Troy's Scratchpad

September 3, 2014

CMIP5 processing on Github, with another comparison of observed temperatures to CMIP5 model runs

Filed under: Uncategorized — troyca @ 7:05 pm

I recently started a small library of functions I use frequently to process downloaded CMIP5 runs on Github.  Additionally, there are some processed files I uploaded to that repository, which are the monthly global tas (surface air temperature) text files for a large fraction of available CMIP5 runs. 

In order to put these to use, I thought it would be interesting to investigate where the “observed” temperature trend appears relative to all CMIP5 runs for every combination of start and end years from the last half of the 20th century (1950) to present (2013).  Thus, below I show the “percentiles”, where red values indicate the observed temperature trend is running hot relative to the models (75th percentile means the observed trend is larger than 75% of the model runs over that same period), and blue indicates the observed temperature trend is running cool relative to the models.

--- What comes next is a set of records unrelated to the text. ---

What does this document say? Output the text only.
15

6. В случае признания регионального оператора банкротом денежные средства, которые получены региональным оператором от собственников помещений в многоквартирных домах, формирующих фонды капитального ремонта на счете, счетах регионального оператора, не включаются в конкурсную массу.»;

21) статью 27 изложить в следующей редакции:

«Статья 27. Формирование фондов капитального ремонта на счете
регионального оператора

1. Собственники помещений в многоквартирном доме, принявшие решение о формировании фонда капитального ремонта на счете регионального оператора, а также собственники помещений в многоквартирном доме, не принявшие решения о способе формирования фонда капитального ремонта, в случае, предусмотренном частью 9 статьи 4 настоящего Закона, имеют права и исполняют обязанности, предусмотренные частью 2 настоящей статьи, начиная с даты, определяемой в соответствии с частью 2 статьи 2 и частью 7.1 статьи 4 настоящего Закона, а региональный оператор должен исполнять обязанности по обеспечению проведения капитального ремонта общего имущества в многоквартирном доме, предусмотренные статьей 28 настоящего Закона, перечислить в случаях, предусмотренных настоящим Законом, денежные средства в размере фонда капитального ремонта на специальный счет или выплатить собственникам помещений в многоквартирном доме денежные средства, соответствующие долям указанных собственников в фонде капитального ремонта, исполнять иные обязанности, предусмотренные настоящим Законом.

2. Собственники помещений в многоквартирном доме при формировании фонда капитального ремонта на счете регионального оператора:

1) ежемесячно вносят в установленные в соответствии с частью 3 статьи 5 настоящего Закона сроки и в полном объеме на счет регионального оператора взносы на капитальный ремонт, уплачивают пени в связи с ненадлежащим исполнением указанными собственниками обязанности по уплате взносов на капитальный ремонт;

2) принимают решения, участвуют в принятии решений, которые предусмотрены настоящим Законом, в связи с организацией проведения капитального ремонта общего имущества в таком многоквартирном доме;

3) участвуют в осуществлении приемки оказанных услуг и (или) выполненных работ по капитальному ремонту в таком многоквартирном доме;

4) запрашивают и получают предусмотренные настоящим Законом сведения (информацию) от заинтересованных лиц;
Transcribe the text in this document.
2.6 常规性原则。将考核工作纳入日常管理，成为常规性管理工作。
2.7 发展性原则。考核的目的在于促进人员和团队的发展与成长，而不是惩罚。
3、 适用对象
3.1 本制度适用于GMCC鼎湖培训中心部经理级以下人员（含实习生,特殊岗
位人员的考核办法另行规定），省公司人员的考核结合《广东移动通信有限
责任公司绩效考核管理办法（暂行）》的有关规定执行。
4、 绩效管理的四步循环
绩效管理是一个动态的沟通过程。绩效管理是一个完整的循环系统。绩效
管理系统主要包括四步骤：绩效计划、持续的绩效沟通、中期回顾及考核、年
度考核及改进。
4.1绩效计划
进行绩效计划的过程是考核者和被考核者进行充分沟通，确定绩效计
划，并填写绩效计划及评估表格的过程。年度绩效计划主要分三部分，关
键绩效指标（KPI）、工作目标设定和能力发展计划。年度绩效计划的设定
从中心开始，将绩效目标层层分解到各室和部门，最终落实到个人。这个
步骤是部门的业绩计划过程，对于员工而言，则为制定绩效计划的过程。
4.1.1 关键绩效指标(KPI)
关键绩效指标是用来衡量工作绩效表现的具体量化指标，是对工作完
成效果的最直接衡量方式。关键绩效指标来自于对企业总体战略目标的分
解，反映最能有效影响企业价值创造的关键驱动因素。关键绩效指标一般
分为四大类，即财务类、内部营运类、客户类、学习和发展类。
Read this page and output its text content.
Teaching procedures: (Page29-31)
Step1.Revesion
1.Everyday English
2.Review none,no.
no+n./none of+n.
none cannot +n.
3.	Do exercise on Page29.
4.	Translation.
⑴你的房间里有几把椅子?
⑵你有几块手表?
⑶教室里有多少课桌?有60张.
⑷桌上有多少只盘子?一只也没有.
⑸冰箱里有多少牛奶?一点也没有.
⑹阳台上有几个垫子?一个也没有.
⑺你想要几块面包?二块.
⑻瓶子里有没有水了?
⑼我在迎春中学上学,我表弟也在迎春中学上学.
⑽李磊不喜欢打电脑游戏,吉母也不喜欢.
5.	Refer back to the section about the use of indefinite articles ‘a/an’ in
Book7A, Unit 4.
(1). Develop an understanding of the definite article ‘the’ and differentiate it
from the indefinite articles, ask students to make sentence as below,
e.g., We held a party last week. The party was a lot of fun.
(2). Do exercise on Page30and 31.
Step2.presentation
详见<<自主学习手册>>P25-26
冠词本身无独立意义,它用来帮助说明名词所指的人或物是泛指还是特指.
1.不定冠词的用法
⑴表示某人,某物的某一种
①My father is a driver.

The list of models included can be found here.  In order to avoid too strongly overweighting certain models relative to others, I have restricted the number of runs to include per model to a maximum of 5.  The temperature observations come from the Cowtan and Way (2014) kriging of HadCRUTv4.  Here is the result if we look at all trends over this period that span 15 years or more:

observedAndModeled15yr

From a glance, it appears that there is a good deal more blue than red here, suggesting that a lot of the observed trends are running towards the cooler end of models.  Some recent papers (eg. Risbey et al (2014) ) have been looking at the “hiatus”, and in particular 15 year trends, arguing that the most recent low 15 year trend doesn’t necessarily provide evidence of oversensitive CMIP5 models because these models cannot be expected to simulate the exact phasing of natural variation.  They point out that at points in the past, the observed 15 year trends have been larger than that of the models.  There is some support for that in the above graph, as shorter trends ending around 1970 or in the 1990s tended to be towards the higher end of model runs.  Moreover, I think that anybody suggesting that the difference between observed and modeled trends during the “hiatus” was due solely  to oversensitivity in models is misguided.

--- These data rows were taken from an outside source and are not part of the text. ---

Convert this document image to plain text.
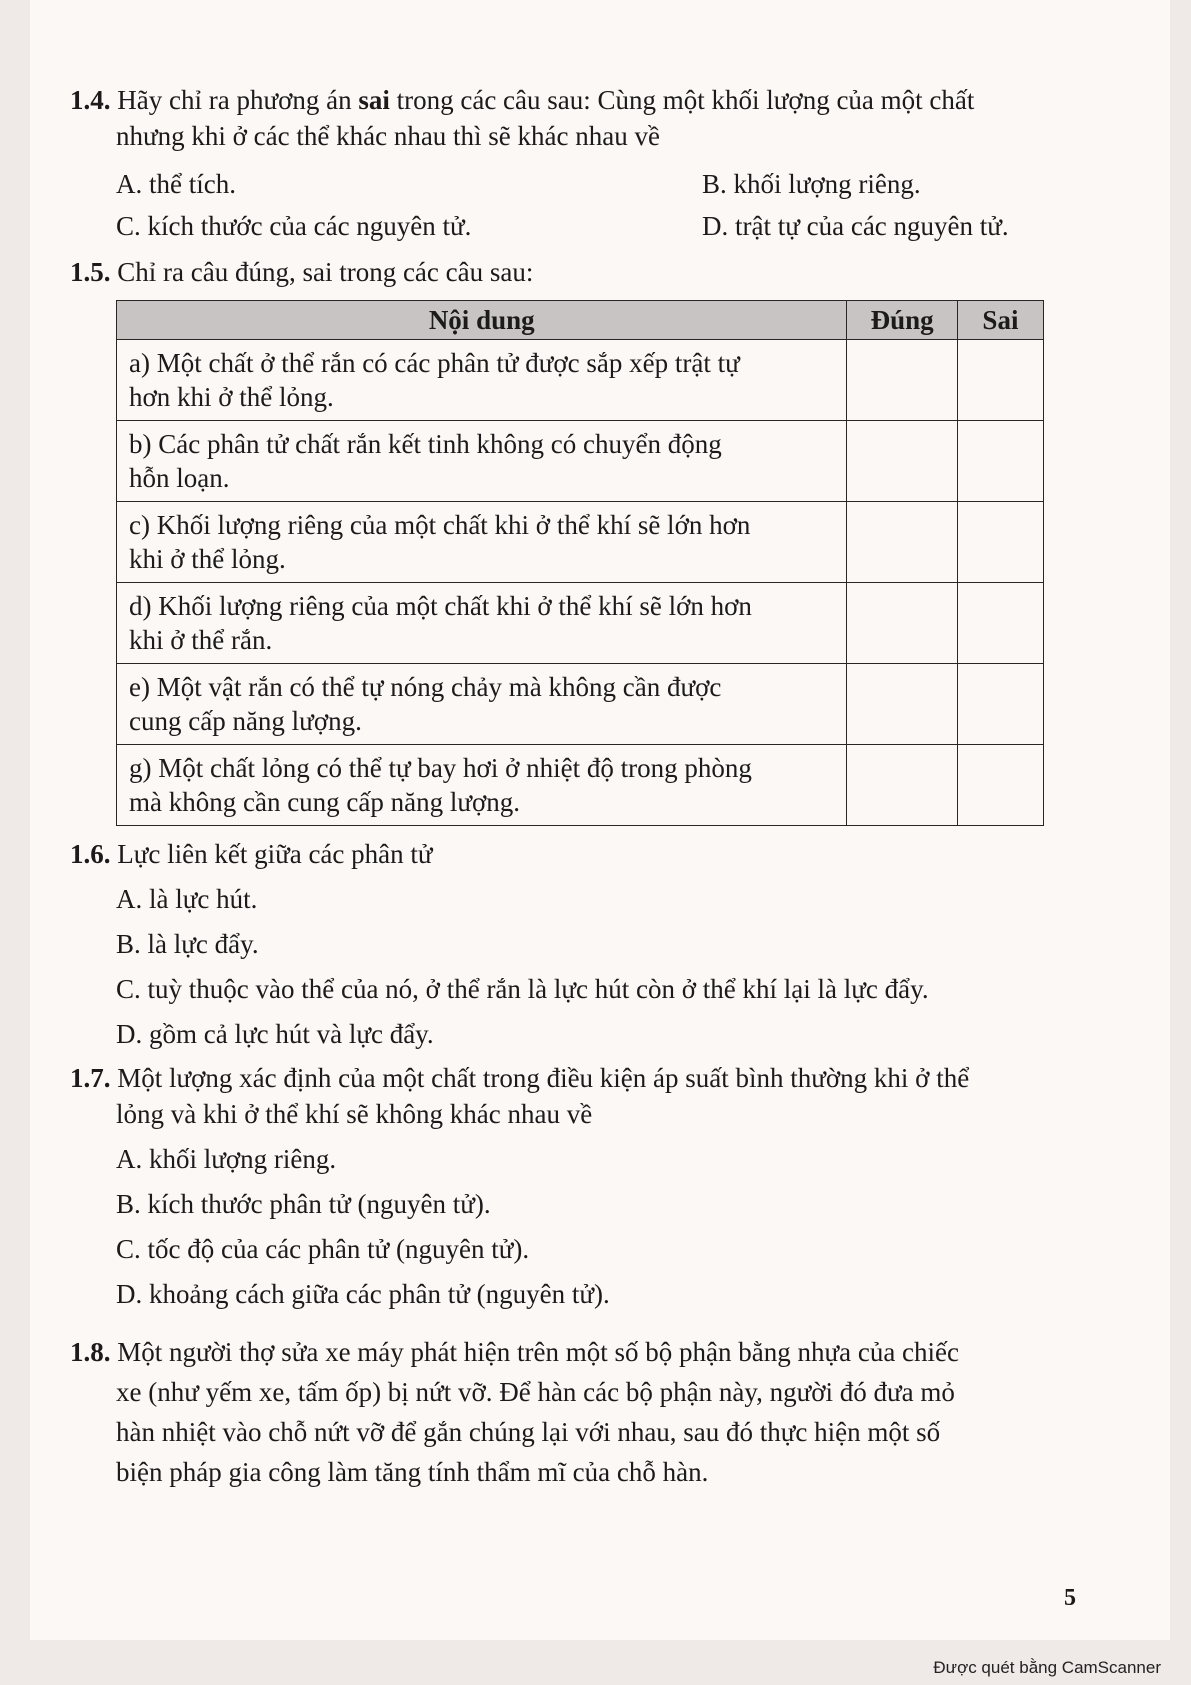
1.4. Hãy chỉ ra phương án sai trong các câu sau: Cùng một khối lượng của một chất
nhưng khi ở các thể khác nhau thì sẽ khác nhau về
A. thể tích.	B. khối lượng riêng.
C. kích thước của các nguyên tử.	D. trật tự của các nguyên tử.
1.5. Chỉ ra câu đúng, sai trong các câu sau:
Nội dung	Đúng	Sai
a) Một chất ở thể rắn có các phân tử được sắp xếp trật tự
hơn khi ở thể lỏng.		
b) Các phân tử chất rắn kết tinh không có chuyển động
hỗn loạn.		
c) Khối lượng riêng của một chất khi ở thể khí sẽ lớn hơn
khi ở thể lỏng.		
d) Khối lượng riêng của một chất khi ở thể khí sẽ lớn hơn
khi ở thể rắn.		
e) Một vật rắn có thể tự nóng chảy mà không cần được
cung cấp năng lượng.		
g) Một chất lỏng có thể tự bay hơi ở nhiệt độ trong phòng
mà không cần cung cấp năng lượng.		
1.6. Lực liên kết giữa các phân tử
A. là lực hút.
B. là lực đẩy.
C. tuỳ thuộc vào thể của nó, ở thể rắn là lực hút còn ở thể khí lại là lực đẩy.
D. gồm cả lực hút và lực đẩy.
1.7. Một lượng xác định của một chất trong điều kiện áp suất bình thường khi ở thể
lỏng và khi ở thể khí sẽ không khác nhau về
A. khối lượng riêng.
B. kích thước phân tử (nguyên tử).
C. tốc độ của các phân tử (nguyên tử).
D. khoảng cách giữa các phân tử (nguyên tử).
1.8. Một người thợ sửa xe máy phát hiện trên một số bộ phận bằng nhựa của chiếc
xe (như yếm xe, tấm ốp) bị nứt vỡ. Để hàn các bộ phận này, người đó đưa mỏ
hàn nhiệt vào chỗ nứt vỡ để gắn chúng lại với nhau, sau đó thực hiện một số
biện pháp gia công làm tăng tính thẩm mĩ của chỗ hàn.
5
Được quét bằng CamScanner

That being said, I think if we move past the “models are wrong” vs. “models are right” dichotomy and onto the “adult” question of “are models, on average, too sensitive in their transient responses?” we can agree on the following: given the apparent large contribution of internal variability to 15 year trends, seeing these observed trends in both the upper and lower percentiles of modeled trends is to be expected, even if models on average were too sensitive in the transient by, say, 35%.  In the case of models being too sensitive, we would simply expect to see more trends in the lower percentiles than higher percentiles, as above. 

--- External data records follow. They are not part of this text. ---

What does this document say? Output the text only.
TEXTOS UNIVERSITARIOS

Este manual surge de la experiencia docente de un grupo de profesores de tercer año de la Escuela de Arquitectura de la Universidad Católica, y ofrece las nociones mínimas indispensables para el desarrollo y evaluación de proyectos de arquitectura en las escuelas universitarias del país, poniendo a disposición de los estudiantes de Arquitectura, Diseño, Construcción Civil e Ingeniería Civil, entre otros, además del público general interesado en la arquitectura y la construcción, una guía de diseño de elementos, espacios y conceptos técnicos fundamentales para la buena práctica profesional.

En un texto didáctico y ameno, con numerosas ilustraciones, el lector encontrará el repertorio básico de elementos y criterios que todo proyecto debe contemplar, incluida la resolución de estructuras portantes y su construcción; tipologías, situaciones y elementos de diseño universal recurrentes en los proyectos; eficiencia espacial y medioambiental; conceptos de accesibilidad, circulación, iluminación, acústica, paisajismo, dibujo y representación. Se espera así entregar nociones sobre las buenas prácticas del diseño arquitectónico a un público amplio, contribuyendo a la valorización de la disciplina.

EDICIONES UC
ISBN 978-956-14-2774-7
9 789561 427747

However, I think a more striking picture emerges if we look at only 30-year or longer trends, where some of the higher frequency variations are filtered out:

observedAndModeled30yr

Here, we see that depending on start and end year picked, the observed trends generally fluctuate between the 2nd and 50th percentiles of model runs.  This seems to be strong evidence that the CMIP5 runs are, on average, running too hot.  Otherwise, one might expect the observed trends to fluctuate more evenly above and below the 50th percentile.  Whether they are running too hot because of incorrect forcings or oversensitivity cannot be divined from the above figure, but I think it provides stronger evidence that the models are running warm than the single most recent 15-year period. 

Script available here.

8 Comments »

  1. While you’re looking at trends over multiple time scales, you might be interested in this:

    https://sites.google.com/site/climateadj/multiscale-trend-analysis—hadcrut4

    Comment by AJ — September 19, 2014 @ 12:55 pm

  2. Wow, the graphical presentation from both Troy and AJ are cool! I like how you have all trends for all periods included in one chart. Here is my more novice take (i.e. only ending in 2013) http://www.cato.org/blog/current-wisdom-observations-now-inconsistent-climate-model-predictions-25-going-35-years

    -Chip

    Comment by Chip Knappenberger — September 23, 2014 @ 9:42 am

    • Thanks Chip, although I have to credit Nick Stokes, whose has been maintaining this type of trend chart for a while now.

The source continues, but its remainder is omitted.